Neil Tennant (as himself), in full evening dress, is cycling by the beach at Clacton-on-Sea when he decides that he would like a postcard or two to send to his mother, so goes over to a shop selling some. The owner is an aggravated chap (Gareth Hunt) who takes the opportunity of the company to rant about the seedy type of person he sees arriving at the resort, saving particular bile for the politicians who take their mistresses there. Meanwhile, Chris Lowe (also playing himself) is in a boarding house being served a huge breakfast by the landlady (Barbara Windsor), but he cannot stand it anymore, tips the food over her and sets out to escape...

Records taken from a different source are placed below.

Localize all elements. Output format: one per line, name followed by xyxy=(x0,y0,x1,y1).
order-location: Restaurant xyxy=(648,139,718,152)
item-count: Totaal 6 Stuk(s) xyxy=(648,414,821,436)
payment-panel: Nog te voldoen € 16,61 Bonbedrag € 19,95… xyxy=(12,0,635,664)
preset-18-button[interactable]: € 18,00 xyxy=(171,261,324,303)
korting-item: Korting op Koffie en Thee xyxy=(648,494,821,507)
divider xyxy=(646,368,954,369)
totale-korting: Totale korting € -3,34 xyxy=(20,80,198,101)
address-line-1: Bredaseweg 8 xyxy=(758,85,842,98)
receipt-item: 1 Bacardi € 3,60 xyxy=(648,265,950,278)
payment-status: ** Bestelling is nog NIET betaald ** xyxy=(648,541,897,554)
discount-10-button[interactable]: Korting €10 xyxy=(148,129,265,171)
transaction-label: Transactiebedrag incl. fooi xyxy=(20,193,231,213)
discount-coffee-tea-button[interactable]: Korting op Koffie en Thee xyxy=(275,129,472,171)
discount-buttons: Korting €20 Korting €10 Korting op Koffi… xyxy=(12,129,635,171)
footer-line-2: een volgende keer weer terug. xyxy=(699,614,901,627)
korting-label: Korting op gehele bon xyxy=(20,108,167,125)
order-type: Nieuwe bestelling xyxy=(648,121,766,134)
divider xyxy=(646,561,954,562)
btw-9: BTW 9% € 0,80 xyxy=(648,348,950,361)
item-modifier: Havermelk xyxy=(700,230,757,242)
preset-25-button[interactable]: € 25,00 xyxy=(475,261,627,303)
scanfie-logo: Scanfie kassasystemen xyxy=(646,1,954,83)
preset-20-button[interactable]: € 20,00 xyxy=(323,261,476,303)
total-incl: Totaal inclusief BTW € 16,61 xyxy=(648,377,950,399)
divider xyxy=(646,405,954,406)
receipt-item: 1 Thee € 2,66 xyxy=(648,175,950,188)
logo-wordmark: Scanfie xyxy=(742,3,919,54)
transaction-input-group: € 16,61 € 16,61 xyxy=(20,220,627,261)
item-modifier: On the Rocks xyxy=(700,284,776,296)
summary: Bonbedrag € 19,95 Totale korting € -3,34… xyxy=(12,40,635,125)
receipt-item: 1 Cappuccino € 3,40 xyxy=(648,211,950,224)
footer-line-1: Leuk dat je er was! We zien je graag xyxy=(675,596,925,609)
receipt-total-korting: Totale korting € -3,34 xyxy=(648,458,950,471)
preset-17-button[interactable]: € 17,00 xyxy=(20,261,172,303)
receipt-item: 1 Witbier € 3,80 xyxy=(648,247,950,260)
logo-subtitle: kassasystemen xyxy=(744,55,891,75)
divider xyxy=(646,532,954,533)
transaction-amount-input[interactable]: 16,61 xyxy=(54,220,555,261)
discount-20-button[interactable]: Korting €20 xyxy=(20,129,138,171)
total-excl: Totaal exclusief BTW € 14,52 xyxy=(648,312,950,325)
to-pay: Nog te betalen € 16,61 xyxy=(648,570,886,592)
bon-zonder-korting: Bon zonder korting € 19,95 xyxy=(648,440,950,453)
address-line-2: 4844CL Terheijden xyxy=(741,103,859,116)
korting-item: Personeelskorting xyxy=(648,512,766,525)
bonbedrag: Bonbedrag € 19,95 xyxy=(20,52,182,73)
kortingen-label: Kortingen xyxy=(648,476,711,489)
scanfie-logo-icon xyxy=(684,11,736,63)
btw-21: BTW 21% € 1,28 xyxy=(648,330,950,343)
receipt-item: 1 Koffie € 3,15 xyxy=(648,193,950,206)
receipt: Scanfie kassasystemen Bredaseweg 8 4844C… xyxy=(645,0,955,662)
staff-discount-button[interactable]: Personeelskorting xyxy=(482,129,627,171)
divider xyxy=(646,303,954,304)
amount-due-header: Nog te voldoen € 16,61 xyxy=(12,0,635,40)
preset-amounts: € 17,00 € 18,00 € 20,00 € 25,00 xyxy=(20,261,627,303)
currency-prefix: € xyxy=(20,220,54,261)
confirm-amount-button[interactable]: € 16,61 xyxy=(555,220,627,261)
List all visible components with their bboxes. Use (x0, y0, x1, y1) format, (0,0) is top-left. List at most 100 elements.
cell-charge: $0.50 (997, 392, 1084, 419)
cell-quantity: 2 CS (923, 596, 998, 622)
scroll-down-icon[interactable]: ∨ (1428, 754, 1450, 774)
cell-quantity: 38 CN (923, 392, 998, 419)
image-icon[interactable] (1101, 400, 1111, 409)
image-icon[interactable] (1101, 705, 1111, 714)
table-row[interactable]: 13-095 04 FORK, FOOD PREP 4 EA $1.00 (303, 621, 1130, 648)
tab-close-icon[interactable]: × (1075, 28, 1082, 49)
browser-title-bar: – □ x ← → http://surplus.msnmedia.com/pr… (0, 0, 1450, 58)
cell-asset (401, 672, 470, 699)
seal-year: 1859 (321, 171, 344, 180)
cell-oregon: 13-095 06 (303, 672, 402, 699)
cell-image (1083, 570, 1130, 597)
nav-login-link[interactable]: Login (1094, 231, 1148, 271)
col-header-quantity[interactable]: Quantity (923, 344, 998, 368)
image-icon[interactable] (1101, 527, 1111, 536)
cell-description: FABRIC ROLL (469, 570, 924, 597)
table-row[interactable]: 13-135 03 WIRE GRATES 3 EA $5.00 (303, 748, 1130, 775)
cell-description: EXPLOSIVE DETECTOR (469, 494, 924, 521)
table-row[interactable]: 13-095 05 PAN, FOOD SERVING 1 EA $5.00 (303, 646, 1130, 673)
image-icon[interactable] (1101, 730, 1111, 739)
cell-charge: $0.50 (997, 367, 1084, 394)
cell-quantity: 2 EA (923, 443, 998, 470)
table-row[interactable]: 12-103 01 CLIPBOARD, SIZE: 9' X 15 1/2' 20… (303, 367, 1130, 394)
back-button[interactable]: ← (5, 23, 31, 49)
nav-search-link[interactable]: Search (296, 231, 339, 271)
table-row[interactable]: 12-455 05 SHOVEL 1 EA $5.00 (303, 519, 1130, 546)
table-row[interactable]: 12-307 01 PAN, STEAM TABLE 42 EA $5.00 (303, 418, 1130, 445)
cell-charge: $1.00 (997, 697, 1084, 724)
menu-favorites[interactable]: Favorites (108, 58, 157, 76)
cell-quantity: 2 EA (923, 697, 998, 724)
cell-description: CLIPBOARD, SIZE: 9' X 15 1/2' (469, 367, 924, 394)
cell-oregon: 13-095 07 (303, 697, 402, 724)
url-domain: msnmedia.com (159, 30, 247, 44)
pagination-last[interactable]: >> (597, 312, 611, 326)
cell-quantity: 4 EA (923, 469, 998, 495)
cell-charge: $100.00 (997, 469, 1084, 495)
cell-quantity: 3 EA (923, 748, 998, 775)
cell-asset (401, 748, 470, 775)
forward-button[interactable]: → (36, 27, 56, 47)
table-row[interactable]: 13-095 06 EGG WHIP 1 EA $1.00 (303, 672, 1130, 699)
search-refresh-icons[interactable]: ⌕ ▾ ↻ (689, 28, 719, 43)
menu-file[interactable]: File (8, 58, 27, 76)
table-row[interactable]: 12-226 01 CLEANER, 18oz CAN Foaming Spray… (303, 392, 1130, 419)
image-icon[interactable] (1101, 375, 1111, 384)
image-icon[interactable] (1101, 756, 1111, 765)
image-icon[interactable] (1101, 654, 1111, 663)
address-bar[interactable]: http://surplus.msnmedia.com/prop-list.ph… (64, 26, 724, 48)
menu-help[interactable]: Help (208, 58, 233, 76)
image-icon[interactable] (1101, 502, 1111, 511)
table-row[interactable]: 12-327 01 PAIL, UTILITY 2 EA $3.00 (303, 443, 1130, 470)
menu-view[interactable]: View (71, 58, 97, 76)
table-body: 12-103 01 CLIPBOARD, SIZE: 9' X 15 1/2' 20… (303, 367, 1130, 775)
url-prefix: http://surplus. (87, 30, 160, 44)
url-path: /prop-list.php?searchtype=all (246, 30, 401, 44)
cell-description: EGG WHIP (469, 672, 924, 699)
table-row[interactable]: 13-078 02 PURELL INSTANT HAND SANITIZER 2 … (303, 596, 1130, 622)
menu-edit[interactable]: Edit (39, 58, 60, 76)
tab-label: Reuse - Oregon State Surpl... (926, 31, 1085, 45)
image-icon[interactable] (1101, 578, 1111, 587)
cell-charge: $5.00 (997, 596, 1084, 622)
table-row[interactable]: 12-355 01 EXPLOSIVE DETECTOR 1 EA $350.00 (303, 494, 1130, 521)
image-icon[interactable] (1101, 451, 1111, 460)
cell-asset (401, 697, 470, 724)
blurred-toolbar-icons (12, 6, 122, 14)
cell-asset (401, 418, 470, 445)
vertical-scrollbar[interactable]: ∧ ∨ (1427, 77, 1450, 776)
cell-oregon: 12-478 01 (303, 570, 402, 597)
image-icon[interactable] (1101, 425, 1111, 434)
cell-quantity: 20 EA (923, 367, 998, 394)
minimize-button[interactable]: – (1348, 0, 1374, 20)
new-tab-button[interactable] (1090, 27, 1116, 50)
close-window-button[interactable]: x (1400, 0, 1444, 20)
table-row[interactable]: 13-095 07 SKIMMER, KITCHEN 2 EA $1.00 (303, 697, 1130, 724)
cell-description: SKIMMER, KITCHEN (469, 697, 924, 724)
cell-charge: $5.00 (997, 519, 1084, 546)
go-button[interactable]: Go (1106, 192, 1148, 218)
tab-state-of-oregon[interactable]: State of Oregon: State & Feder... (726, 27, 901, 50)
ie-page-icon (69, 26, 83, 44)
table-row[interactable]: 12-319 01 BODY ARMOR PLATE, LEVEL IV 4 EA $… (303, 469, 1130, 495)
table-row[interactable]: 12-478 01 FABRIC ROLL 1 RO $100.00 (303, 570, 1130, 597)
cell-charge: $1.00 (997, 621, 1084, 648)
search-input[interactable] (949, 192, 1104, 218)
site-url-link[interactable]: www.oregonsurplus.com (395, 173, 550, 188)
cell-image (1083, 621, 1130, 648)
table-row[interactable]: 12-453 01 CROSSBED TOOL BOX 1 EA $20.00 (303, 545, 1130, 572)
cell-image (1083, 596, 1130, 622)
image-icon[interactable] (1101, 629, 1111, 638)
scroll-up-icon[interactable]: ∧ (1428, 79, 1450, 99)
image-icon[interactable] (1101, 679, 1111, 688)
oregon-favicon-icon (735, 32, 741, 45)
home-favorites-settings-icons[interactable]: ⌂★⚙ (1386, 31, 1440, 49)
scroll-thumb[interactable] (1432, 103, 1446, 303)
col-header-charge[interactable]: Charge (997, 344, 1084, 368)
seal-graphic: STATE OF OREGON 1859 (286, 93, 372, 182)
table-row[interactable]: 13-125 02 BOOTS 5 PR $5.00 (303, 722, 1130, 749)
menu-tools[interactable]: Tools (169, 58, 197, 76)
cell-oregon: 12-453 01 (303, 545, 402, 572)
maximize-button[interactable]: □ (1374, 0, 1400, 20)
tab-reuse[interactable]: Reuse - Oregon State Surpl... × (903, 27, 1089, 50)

It Couldn't Happen Here was the first and only film to star The Pet Shop Boys, one of the best British pop bands to emerge from the eighties, and certainly one of the best singles bands of their era. What they were not, as apparent from their famously deadpan demeanour in their videos, was especially good at acting, so it seemed curious to build a film around their thespian talents when their true skills lay with making music. Evidently director Jack Bond, scripting with erstwhile T.V. production designer James Dillon, saw something in their screen presence that very few others did.
To make up for the duo's lack of personality, Bond cast some actors to make up for it, often in two roles, including Joss Ackland as a blind priest and Gareth Hunt as a practical joker ("Only a laugh, no harm done!") and ventriloquist. But perhaps the most significant star was Barbara Windsor, a minor icon in U.K. cinema for her Carry On films, who summed up the appropriation of recognisable British imagery which filled up the time and illustrated the songs. This was a kind of musical, for Neil and Chris are seen performing their material and there are dancers to accompany them, but it's the reflection of British clichés that made the most impact.
In fact, with a change of music It Couldn't Happen Here could just as easily have starred Morrissey, such is its love of these cultural representations of its native land. After a while it grows into self-parody, whether unwitting or deliberate, as the parade of seaside postcards, World War footage, or skinheads smashing up a telephone box looks as if Bond had assembled a list of whatever summed up the country and translated it onto film. Through all this the Pet Shop Boys travel in a kind of road movie, although their destination is never all that clear, even at the end (were they heading for one of their own concerts?).
There are hints of comedy in this, but not much that will have you rolling on the floor, as Hunt goes way over the top in an oddly apt manner, leaning towards a nightmare of society's conventions that presumably feels stifling to our two stars. There's a diversity of approach in the film that regards all these accoutrements as either quaint and something to be celebrated, or something oppressive and even sinister, with Ackland showing up later as a serial killer Neil and Chris pick up on the road one night, although mainly he tells terrible jokes (along with one lifted from a Steven Wright routine) even if he is wielding a collection of bladed instruments. Still, as pretentious as all this is, there's always the music to compensate, with the title song one of the band's most poignant and some of their hits such as It's a Sin and What Have I Done to Deserve This? (Windsor mimes the Dusty Springfield part) appearing. It's an oddity, but belongs to the long tradition of British acts making films. Not very good films, largely.